Puis, au lieu de demander « fais-moi une image dans ce style », demandez ce que vous voulez en précisant explicitement ce qui doit être repris de la référence : la palette et le traitement de la lumière, mais pas la composition. Ou la composition, mais pas la palette. Cette découpe est ce qui sépare une reprise servile d’une vraie direction.

Construire votre bibliothèque de références

Trois ensembles suffisent pour couvrir l’essentiel de votre production.

Un ensemble identité. Vos couleurs, vos matières, votre typographie en situation. Il ne change presque jamais.

Un ensemble par client récurrent. Leur univers à eux, que vous n’allez pas réinventer à chaque brief.

Un ensemble exploratoire. Ce que vous aimez en ce moment et que vous n’avez pas encore utilisé. C’est là que votre style continue de bouger.

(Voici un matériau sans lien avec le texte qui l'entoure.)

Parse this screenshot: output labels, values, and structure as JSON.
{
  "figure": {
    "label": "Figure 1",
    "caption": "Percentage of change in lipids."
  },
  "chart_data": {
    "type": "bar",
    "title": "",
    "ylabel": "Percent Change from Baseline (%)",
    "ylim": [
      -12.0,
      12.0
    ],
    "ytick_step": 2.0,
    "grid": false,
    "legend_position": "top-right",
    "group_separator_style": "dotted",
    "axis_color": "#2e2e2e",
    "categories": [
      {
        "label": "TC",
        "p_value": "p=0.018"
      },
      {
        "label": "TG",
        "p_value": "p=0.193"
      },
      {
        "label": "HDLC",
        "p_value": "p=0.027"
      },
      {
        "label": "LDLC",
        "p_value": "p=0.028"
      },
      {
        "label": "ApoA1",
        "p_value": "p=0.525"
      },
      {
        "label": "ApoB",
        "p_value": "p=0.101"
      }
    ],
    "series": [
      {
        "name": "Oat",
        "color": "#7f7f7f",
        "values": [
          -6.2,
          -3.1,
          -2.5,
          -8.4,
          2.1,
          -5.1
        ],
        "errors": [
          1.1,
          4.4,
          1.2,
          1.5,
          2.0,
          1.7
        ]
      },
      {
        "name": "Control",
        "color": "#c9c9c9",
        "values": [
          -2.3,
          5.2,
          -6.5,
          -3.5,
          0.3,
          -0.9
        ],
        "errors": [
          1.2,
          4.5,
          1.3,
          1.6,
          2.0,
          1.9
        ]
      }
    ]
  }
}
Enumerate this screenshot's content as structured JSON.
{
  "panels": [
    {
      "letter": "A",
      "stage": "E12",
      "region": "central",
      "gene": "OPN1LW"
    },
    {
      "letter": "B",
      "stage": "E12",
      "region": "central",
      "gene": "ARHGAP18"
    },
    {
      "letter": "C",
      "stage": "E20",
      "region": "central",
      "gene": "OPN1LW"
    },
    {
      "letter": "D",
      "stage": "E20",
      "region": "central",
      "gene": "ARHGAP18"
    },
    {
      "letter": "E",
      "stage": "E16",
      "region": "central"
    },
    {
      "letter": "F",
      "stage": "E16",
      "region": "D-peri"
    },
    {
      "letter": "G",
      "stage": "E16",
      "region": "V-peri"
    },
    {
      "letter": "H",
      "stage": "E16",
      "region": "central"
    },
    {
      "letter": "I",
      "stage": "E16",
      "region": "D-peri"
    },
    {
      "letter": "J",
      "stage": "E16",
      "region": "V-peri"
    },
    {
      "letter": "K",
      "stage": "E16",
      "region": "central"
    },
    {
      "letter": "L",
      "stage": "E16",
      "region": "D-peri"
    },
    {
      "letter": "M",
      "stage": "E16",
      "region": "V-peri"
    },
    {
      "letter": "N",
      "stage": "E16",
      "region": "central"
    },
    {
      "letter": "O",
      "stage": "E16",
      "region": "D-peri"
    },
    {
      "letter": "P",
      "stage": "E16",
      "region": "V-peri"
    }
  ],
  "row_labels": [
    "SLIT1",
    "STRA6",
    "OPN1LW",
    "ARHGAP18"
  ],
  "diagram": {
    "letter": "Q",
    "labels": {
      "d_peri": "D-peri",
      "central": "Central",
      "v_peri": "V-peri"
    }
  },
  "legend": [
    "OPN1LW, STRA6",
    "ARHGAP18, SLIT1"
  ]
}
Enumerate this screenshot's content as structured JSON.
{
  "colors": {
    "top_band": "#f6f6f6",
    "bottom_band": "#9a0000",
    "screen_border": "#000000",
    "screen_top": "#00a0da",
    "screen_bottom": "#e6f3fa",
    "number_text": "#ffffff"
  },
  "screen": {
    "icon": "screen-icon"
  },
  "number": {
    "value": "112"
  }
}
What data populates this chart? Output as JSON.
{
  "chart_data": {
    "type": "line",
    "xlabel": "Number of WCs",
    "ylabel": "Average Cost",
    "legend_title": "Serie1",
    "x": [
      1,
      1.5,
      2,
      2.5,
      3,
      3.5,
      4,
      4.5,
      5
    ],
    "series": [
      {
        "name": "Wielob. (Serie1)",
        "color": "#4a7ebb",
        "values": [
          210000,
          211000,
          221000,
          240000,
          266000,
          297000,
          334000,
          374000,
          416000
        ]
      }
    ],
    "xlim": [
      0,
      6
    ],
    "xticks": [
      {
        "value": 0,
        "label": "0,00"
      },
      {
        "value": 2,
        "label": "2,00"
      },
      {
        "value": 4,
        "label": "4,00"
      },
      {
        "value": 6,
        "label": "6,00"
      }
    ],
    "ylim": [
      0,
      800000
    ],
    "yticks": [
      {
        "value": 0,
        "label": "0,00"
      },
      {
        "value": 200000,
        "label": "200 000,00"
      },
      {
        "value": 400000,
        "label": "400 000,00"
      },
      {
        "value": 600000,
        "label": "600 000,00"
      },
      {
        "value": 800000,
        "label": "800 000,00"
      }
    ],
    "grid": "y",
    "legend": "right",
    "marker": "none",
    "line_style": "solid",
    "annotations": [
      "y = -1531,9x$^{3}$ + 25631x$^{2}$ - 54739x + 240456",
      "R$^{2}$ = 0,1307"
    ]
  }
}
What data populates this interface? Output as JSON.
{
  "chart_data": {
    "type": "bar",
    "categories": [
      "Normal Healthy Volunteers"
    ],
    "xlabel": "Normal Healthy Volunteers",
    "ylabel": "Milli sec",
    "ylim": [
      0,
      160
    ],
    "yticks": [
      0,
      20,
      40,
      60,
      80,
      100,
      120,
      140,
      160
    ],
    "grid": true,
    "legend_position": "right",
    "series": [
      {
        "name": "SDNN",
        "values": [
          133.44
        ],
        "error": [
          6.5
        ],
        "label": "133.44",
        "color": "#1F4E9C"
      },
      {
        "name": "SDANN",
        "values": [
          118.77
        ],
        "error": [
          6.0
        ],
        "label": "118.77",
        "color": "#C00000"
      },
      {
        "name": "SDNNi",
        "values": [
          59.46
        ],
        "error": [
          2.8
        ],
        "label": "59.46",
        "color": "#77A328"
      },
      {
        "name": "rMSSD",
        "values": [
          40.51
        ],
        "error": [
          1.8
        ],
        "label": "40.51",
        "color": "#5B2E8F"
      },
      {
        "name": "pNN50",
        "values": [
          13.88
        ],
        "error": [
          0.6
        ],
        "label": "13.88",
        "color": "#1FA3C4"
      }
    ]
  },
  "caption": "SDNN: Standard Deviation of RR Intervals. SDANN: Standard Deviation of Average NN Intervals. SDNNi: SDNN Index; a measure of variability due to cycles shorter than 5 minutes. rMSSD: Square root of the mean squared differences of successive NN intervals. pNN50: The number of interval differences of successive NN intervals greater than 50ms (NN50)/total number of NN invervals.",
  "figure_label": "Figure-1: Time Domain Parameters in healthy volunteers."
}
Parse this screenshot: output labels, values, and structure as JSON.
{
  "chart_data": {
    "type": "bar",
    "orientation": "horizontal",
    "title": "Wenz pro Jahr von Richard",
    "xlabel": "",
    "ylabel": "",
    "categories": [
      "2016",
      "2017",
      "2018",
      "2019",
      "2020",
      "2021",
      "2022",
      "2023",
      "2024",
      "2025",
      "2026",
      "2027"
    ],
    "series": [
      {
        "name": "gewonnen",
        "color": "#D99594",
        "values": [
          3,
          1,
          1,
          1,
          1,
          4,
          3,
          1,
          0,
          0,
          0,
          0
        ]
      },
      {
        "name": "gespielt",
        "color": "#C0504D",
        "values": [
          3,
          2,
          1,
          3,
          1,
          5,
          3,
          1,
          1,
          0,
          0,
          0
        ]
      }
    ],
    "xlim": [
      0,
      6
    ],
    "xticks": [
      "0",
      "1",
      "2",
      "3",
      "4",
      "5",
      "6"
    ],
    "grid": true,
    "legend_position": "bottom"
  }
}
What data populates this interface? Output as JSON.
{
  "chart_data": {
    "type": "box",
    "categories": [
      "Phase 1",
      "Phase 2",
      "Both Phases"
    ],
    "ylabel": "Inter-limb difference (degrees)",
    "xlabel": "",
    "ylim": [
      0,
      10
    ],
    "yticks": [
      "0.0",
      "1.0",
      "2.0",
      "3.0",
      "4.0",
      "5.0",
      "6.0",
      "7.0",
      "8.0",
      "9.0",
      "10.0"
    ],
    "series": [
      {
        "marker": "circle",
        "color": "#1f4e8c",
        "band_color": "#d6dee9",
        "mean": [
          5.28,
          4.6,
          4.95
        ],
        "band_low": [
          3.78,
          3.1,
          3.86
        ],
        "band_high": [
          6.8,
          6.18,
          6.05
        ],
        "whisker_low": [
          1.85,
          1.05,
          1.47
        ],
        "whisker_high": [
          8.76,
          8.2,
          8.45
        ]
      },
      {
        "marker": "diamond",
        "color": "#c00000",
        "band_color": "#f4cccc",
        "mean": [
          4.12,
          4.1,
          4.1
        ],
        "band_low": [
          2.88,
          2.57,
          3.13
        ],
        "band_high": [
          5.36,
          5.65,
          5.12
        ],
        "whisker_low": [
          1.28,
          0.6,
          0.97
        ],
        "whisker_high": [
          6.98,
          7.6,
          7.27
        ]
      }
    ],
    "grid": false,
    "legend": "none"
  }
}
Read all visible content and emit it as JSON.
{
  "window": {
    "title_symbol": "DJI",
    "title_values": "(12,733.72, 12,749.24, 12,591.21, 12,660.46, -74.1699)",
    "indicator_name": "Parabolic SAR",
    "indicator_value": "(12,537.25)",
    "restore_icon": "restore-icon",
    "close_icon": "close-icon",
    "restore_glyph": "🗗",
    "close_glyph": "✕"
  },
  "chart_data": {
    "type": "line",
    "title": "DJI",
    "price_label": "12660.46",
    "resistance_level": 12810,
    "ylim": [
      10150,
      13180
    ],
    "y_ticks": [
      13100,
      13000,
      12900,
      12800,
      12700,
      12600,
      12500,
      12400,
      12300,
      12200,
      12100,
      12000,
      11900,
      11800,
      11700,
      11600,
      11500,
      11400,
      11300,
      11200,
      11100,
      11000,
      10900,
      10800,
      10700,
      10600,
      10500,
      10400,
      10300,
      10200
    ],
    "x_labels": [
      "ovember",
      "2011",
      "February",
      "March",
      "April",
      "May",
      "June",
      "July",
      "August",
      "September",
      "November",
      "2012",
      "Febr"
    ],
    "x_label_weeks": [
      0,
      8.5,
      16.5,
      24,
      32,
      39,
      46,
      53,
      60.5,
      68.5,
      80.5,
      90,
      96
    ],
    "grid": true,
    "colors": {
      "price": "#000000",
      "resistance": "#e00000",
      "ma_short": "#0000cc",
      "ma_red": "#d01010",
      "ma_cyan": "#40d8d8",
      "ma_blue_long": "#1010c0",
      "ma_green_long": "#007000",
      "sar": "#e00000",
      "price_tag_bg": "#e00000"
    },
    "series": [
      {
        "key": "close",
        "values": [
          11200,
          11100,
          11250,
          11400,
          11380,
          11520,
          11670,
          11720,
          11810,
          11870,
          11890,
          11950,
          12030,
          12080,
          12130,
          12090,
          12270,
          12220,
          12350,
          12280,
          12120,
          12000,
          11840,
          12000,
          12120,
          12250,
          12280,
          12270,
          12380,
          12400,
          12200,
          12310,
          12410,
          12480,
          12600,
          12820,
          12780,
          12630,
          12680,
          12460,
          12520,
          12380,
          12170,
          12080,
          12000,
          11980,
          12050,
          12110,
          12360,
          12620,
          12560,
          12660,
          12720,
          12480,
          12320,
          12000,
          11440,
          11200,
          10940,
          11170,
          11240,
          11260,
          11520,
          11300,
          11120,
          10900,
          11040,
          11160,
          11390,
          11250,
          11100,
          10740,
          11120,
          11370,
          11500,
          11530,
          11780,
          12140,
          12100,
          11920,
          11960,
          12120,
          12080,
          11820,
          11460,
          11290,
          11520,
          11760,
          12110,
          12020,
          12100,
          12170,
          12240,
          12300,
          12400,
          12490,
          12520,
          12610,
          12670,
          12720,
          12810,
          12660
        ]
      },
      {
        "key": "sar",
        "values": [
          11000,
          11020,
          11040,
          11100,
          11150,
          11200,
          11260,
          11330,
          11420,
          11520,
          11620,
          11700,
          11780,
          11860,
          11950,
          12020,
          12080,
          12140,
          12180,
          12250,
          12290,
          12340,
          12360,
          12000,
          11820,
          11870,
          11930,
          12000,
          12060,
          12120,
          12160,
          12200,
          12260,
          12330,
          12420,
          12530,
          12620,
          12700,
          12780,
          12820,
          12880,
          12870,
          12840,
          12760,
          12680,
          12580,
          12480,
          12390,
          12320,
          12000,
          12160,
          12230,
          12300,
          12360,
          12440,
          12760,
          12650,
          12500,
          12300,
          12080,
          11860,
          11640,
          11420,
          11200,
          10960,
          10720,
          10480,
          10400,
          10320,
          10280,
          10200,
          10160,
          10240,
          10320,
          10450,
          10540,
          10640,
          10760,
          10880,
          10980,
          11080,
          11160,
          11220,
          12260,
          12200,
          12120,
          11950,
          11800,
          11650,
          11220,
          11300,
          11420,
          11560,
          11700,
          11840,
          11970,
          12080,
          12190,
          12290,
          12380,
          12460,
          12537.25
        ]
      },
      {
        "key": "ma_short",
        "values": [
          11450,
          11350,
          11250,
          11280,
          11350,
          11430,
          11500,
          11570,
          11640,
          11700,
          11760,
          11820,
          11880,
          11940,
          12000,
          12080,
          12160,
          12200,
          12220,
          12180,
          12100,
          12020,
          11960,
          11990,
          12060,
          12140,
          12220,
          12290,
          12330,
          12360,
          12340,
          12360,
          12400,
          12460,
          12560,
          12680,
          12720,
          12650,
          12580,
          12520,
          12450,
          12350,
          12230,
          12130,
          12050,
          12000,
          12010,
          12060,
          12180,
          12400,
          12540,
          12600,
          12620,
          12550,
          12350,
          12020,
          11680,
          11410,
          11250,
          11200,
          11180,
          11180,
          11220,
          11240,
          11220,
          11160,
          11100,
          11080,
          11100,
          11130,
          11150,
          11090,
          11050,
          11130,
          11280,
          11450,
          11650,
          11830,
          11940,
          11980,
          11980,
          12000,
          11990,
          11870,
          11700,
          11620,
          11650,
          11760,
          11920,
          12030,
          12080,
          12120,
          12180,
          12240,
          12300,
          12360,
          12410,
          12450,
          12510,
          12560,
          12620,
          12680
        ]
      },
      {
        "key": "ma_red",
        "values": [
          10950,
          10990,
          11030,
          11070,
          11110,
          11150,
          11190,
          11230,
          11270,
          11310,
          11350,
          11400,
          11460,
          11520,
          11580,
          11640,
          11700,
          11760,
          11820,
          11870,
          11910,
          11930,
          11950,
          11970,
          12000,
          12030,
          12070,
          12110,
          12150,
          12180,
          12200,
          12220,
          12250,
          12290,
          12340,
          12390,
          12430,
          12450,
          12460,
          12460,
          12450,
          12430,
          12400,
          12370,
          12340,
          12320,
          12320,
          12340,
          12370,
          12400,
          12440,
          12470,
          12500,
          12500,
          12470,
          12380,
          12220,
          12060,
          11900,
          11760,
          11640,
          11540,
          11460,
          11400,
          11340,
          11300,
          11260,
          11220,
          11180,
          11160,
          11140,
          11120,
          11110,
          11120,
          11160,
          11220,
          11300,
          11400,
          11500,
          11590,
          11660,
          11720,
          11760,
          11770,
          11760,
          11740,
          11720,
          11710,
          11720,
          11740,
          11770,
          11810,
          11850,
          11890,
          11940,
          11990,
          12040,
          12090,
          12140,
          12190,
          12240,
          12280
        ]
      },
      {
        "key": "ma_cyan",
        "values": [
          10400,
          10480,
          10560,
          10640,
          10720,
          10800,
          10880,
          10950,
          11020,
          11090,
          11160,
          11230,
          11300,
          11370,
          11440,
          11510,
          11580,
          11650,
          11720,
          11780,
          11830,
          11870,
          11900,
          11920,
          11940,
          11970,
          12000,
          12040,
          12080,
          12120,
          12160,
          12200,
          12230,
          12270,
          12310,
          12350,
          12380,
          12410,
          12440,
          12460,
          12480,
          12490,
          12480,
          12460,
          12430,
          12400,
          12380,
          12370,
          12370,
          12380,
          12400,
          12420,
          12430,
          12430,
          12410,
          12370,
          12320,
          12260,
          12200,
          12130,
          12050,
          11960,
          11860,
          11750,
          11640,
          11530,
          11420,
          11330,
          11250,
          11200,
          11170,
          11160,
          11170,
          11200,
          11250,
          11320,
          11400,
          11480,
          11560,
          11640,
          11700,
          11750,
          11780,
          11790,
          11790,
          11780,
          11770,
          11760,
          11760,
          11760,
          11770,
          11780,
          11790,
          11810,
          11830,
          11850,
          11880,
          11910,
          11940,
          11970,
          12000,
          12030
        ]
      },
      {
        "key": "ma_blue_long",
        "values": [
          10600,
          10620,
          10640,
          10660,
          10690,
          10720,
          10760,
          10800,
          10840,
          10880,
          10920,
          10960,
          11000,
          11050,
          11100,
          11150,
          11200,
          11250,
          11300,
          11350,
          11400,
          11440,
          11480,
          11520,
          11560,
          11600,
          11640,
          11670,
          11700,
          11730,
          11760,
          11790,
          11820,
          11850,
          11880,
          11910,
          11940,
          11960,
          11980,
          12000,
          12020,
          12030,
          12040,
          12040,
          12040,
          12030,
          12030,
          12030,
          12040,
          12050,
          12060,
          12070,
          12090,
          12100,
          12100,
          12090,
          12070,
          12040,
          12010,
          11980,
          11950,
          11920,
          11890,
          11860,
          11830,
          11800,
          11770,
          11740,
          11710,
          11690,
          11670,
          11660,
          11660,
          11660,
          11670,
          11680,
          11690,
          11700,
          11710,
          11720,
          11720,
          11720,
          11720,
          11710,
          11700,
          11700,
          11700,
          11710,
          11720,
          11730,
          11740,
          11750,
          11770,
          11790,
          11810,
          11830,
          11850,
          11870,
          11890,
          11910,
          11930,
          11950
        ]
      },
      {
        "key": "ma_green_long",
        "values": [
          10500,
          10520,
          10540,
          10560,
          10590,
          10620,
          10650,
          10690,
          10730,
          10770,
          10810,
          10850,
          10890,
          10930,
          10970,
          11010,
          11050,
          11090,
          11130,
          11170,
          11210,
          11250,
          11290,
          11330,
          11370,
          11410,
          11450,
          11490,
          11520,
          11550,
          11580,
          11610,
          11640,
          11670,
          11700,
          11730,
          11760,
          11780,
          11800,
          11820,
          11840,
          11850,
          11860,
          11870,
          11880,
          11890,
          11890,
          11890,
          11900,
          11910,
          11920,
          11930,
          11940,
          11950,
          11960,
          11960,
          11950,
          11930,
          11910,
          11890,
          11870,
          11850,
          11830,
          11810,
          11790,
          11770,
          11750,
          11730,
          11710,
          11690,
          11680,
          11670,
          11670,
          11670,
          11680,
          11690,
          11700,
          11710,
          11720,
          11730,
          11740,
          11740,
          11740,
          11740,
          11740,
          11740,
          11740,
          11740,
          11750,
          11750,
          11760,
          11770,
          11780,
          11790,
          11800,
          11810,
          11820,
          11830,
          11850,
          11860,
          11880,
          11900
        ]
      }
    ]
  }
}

Rangés ainsi, ces ensembles se réutilisent pendant des mois. C’est un investissement de deux heures qui vous en économise cent.

Le test qui tranche

Montrez cinq de vos productions assistées à quelqu’un qui connaît votre travail, mélangées à cinq visuels génériques. S’il ne repère pas les vôtres, votre direction n’a pas été assez ferme.

Ce n’est pas grave, c’est un réglage. Ajoutez une contrainte forte et une seule : une couleur interdite, un cadrage imposé, une matière obligatoire. Une contrainte franche produit plus de personnalité que dix adjectifs.

Pourquoi vos clients continueront de vous payer

Parce qu’ils n’achètent pas des images. Ils achètent quelqu’un qui sait laquelle choisir, pourquoi, et qui assume ce choix devant leur direction.

Cette compétence-là ne s’automatise pas. Elle se renforce même, à mesure que produire devient facile et que trier devient le travail.